Es sei üblicher gewesen, ungesunde Arbeitsbedingungen hinzunehmen und Entscheidungen und Prozesse weniger zu hinterfragen, sagt Thamm. „Ein Burn-Out war sicherlich nicht erstrebenswert, gehörte im Notfall aber dazu.“

Zu erkennen, wann es genug ist, ist für Arbeitsforscherin Ahlers eine der wichtigsten Kompetenzen, um Arbeit mental gesünder zu gestalten. „Aktiv Grenzen setzen, etwa, nach 18 Uhr nicht mehr erreichbar zu sein, bedeutet nicht, dass man überfordert ist. Es ist eine gesunde Lebenseinstellung, zeugt von Selbstbewusstsein und ist eigentlich nichts anderes als eine vernünftige und nützliche Absprache“, sagt Ahlers.

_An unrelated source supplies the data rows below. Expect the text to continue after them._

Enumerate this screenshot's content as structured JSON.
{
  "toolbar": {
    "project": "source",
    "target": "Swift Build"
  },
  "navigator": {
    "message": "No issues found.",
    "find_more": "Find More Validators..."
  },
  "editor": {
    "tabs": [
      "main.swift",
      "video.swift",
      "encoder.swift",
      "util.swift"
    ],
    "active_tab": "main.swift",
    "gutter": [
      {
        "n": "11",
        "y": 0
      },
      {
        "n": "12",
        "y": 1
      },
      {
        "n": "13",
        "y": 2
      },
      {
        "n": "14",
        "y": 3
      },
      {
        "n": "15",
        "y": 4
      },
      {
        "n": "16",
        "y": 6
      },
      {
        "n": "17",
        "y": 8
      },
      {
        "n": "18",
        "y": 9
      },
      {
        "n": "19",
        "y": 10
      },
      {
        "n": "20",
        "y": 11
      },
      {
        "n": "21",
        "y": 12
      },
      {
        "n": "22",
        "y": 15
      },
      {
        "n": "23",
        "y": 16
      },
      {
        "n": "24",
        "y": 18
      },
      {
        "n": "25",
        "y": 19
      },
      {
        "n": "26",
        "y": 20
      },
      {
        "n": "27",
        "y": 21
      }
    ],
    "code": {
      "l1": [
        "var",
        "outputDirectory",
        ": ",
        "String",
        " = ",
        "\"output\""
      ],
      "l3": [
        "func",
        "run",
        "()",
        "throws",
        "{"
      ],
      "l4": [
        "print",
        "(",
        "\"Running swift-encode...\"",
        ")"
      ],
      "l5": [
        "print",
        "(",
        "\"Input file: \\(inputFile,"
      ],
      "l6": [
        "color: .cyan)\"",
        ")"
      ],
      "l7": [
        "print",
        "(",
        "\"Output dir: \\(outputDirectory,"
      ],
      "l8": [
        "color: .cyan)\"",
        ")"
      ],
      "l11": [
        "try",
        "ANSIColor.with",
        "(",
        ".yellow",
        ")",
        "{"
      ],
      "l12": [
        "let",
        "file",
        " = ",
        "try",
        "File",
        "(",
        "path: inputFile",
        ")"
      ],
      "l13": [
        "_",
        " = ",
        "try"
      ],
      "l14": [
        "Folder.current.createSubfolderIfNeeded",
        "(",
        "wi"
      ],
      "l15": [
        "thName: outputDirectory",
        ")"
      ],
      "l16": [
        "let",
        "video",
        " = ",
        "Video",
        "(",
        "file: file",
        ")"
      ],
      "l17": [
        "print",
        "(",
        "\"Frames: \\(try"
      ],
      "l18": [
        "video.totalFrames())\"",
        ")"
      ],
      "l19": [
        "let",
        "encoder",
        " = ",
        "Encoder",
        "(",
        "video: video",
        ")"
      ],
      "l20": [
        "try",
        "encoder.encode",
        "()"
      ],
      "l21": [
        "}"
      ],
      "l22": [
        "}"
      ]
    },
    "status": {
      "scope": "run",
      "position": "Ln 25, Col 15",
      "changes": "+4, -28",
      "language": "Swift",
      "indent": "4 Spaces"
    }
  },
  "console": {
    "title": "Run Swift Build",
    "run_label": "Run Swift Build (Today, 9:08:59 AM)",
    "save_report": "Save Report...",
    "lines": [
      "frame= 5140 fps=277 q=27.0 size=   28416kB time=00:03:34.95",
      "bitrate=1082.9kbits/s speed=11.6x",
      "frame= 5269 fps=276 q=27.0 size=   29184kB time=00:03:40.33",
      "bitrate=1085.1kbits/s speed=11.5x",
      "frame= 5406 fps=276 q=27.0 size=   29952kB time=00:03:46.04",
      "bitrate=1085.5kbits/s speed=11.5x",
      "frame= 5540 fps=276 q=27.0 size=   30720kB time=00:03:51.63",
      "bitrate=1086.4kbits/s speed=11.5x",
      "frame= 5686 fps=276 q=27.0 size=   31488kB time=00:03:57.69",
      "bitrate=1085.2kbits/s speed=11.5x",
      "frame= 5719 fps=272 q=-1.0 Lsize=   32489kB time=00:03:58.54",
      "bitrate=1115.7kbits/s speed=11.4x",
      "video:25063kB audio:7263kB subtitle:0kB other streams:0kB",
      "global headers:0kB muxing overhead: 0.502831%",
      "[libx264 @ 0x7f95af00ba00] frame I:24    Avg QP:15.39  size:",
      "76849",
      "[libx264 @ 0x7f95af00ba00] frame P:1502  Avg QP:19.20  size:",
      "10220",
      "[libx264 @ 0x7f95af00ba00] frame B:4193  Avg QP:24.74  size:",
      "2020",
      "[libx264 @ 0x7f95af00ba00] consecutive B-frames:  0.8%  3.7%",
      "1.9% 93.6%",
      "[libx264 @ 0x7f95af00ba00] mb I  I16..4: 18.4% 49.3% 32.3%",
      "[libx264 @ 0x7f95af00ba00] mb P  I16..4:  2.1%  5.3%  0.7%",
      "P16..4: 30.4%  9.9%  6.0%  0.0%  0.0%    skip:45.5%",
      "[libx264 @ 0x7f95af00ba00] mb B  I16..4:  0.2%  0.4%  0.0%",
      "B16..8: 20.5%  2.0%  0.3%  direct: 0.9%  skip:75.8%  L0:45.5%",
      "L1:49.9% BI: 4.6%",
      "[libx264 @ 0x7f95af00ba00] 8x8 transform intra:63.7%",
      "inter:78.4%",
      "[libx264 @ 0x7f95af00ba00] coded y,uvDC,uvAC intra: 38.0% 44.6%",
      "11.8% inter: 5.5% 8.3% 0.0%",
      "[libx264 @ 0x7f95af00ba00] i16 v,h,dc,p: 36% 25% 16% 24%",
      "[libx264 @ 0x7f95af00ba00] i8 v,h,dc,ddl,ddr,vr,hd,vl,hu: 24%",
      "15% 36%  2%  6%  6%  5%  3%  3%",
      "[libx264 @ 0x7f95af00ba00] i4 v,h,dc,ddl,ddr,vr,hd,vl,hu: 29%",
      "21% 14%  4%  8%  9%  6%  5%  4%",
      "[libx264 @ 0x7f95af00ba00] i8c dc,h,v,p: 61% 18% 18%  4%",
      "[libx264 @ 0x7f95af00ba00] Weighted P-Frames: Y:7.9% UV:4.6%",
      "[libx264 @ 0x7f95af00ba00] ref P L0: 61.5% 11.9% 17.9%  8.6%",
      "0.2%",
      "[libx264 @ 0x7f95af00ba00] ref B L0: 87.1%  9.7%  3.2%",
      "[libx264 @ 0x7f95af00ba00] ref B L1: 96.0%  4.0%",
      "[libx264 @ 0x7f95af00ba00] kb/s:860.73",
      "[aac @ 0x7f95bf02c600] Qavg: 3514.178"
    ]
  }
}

Außerdem gibt es Resilienztrainings und Seminare für strukturiertes Arbeiten. Arbeitspsychologe Müller empfiehlt, sich mit krankmachenden Glaubenssätzen zu beschäftigen: „Gedanken wie ‚Ich bin nicht gut genug’ oder ‚Ich darf mir keinen Fehler erlauben’ verstärken das Stresserleben.“

Aber Resilienz sei nur ein Faktor, so Müller: „Wer den Fehler nur bei sich sucht, begeht bereits den größten Fehler. Das Problem sollte nicht individualisiert und den Mitarbeitenden selbst aufgedrückt werden”, kritisiert er. Das Problem: „Viel zu selten werden die Arbeitsbedingungen überprüft – und dafür ist eigentlich der Arbeitgeber gesetzlich verantwortlich.“

Nur jeder vierte Betrieb kümmert sich um die mentale Gesundheit

Zwar seien Maßnahmen zur mentalen Gesundheit im Arbeitsschutzgesetz festgehalten. „Systematisch gemacht wird das aber schätzungsweise nur bei einem Viertel der Betriebe.“

Die Arbeitsbedingungen seien der größte Stressor und damit das, wo der größte Handlungsbedarf herrscht: „Viele wollen sich verbessern, denken, es läge an ihnen“, sagt Ahlers. Wer die Stressursache sucht, merkt aber oft, dass es in Wahrheit die streikende Technik, die fehlende Wertschätzung, der Führungsstil, das Arbeitsumfeld oder das geforderte Multitasking sind.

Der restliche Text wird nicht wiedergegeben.